Gut, mag man mir nun antworten, aber wie soll man evangelisieren? Wie wäre es also, wenn wir uns ansähen, wie Jesus selbst, der Gesandte des Vaters, evangelisiert hat?
Jesus beginnt Seine Mission mit 30 Jahren verborgenen Lebens. Obwohl Er so viel zu sagen und zu tun hätte, unterscheidet Er sich in keiner Weise. Keine Reden, keine Wunder. Sein erstes Apostolat ist das Seiner Anwesenheit. Das ist für uns eine wertvolle Lehre: Man evangelisiert nicht auf Distanz und nicht im Vorübergehen. Das stimmt mit dem „weltlichen“ Stand der Laien überein: Sie sind in der Welt, ohne von der Welt zu sein. Ihre vorrangige Mission ist es, die Welt zu heiligen.
Einfach nur anwesend zu sein, ist allerdings nicht automatisch auch schon missionarisch. Anwesenheit allein genügt nicht. So wie es bei Christus der Fall war, geht es hier um eine wahre Präsenz, voller Aufmerksamkeit und Mitgefühl. Es ist eine durchstrahlte Anwesenheit, von der Jesus sagt: „Wer mich sieht, sieht den Vater.“ So sollte auch der Christ sagen können: „Wer mich sieht, sieht Christus.“ Daher beginnt jedes Apostolat auf den Knien, verwurzelt in der Anbetung und im Gebet.
Seine Mission setzt Jesus durch drei Jahre Leben in der Öffentlichkeit fort. Das ist nun das Apostolat durch Zeugnis-Geben. Zeugnis durch Worte und Geste, beides unzertrennlich. Daher muss auch die Kirche sowohl handeln wie auch verkünden. Das sollte uns eine Warnung sein, nicht das eine gegen das andere auszuspielen. Worte, denen keine Taten entsprechen, sind Geschwätz. Handeln, ohne auf Jesus hinzuweisen, ist Sozialdienst.
Nebenbei bemerkt: Es ist nicht die primäre Aufgabe der Laien, sich um die Pfarre und deren Aktivitäten zu kümmern: Sie sollen das Evangelium in ihrer konkreten Umwelt verkünden und vergegenwärtigen.

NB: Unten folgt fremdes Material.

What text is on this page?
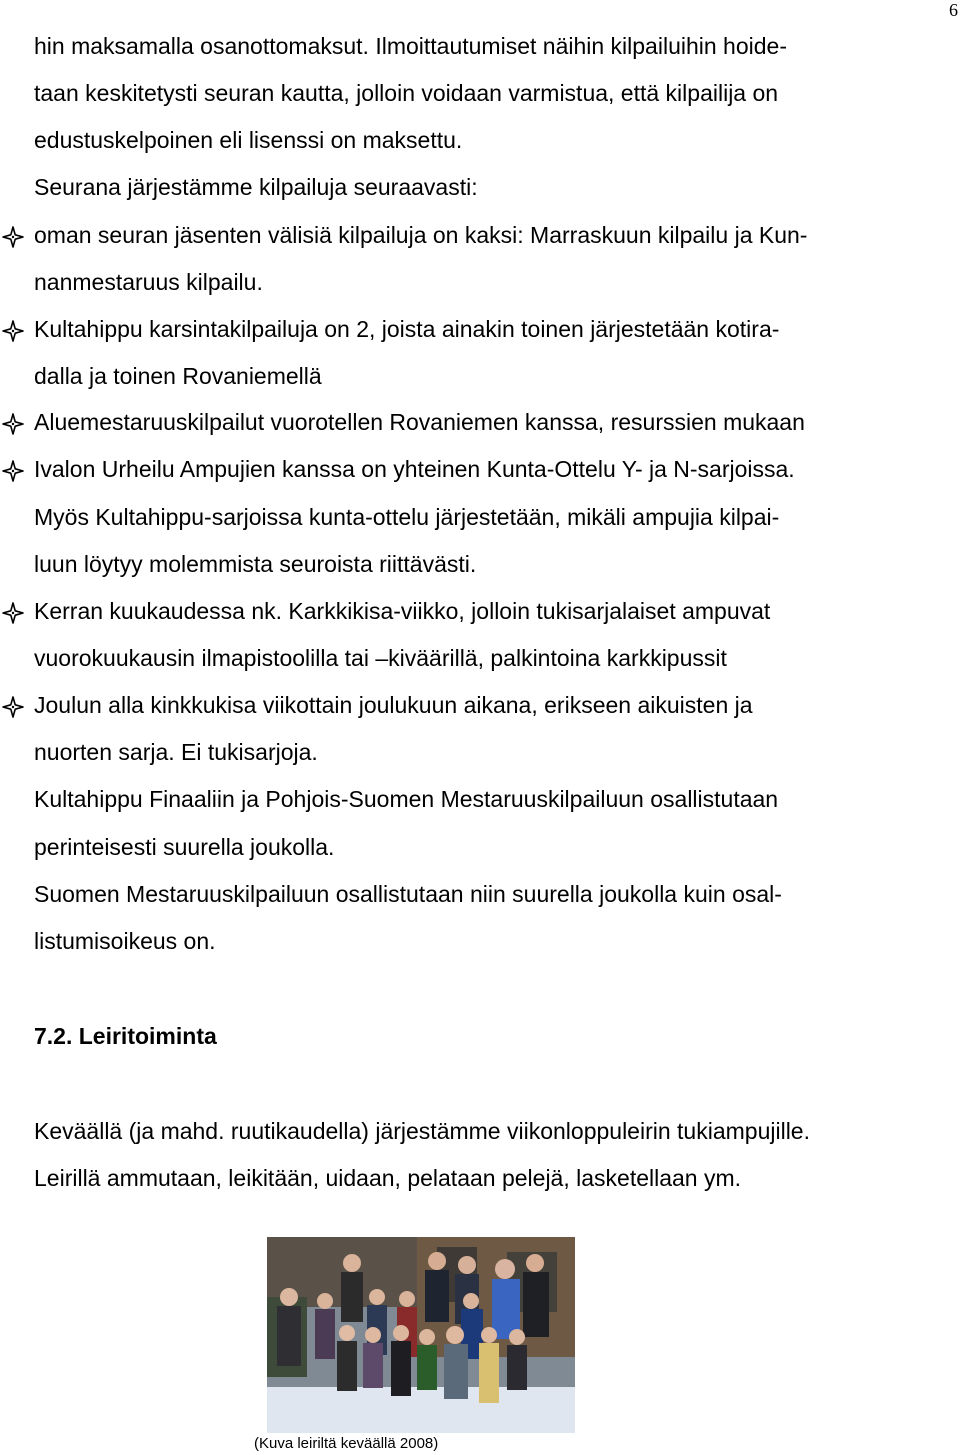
6
hin maksamalla osanottomaksut. Ilmoittautumiset näihin kilpailuihin hoide-
taan keskitetysti seuran kautta, jolloin voidaan varmistua, että kilpailija on
edustuskelpoinen eli lisenssi on maksettu.
Seurana järjestämme kilpailuja seuraavasti:
oman seuran jäsenten välisiä kilpailuja on kaksi: Marraskuun kilpailu ja Kun-
nanmestaruus kilpailu.
Kultahippu karsintakilpailuja on 2, joista ainakin toinen järjestetään kotira-
dalla ja toinen Rovaniemellä
Aluemestaruuskilpailut vuorotellen Rovaniemen kanssa, resurssien mukaan
Ivalon Urheilu Ampujien kanssa on yhteinen Kunta-Ottelu Y- ja N-sarjoissa.
Myös Kultahippu-sarjoissa kunta-ottelu järjestetään, mikäli ampujia kilpai-
luun löytyy molemmista seuroista riittävästi.
Kerran kuukaudessa nk. Karkkikisa-viikko, jolloin tukisarjalaiset ampuvat
vuorokuukausin ilmapistoolilla tai –kiväärillä, palkintoina karkkipussit
Joulun alla kinkkukisa viikottain joulukuun aikana, erikseen aikuisten ja
nuorten sarja. Ei tukisarjoja.
Kultahippu Finaaliin ja Pohjois-Suomen Mestaruuskilpailuun osallistutaan
perinteisesti suurella joukolla.
Suomen Mestaruuskilpailuun osallistutaan niin suurella joukolla kuin osal-
listumisoikeus on.
7.2. Leiritoiminta
Keväällä (ja mahd. ruutikaudella) järjestämme viikonloppuleirin tukiampujille.
Leirillä ammutaan, leikitään, uidaan, pelataan pelejä, lasketellaan ym.
(Kuva leiriltä keväällä 2008)
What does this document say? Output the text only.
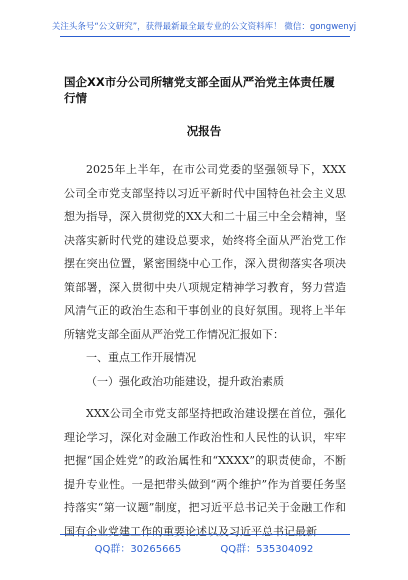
关注头条号“公文研究”，获得最新最全最专业的公文资料库！ 微信：gongwenyj
国企XX市分公司所辖党支部全面从严治党主体责任履行情
况报告
2025年上半年，在市公司党委的坚强领导下，XXX公司全市党支部坚持以习近平新时代中国特色社会主义思想为指导，深入贯彻党的XX大和二十届三中全会精神，坚决落实新时代党的建设总要求，始终将全面从严治党工作摆在突出位置，紧密围绕中心工作，深入贯彻落实各项决策部署，深入贯彻中央八项规定精神学习教育，努力营造风清气正的政治生态和干事创业的良好氛围。现将上半年所辖党支部全面从严治党工作情况汇报如下：
一、重点工作开展情况
（一）强化政治功能建设，提升政治素质
XXX公司全市党支部坚持把政治建设摆在首位，强化理论学习，深化对金融工作政治性和人民性的认识，牢牢把握“国企姓党”的政治属性和“XXXX”的职责使命，不断提升专业性。一是把带头做到“两个维护”作为首要任务坚持落实“第一议题”制度，把习近平总书记关于金融工作和国有企业党建工作的重要论述以及习近平总书记最新
QQ群：30265665	QQ群：535304092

Der Höhepunkt der Mission Christi sind die drei Passionstage. Menschlich gesehen ein Scheitern; tatsächlich jedoch der Höhepunkt des Werkes, das Ihm der Vater aufgetragen hatte. Ähnlich ist es bei uns: Man meint, die Mission sei in schwierigen Zeiten beendet. Und dabei geht sie gerade da weiter, in vertiefter Weise. Hier setzt das Apostolat des Gebets und der Hingabe ein. Es macht alles andere fruchtbar. Es ist so wichtig, das den alten, kranken, ans Bett gefesselten Menschen zu sagen: Sie leben nicht in Zeiten des Demissionierens, sondern des Missionierens. Gerade auf diese Weise sind viele die wahren Stützen der Kirche und tragen zu deren Fruchtbarkeit bei.
Die höchste Hingabe ist das Martyrium. Wer sich selbst Tag für Tag hingibt, ist Träger der Gnade und bildet sie auf demütige und kostbare Weise ab.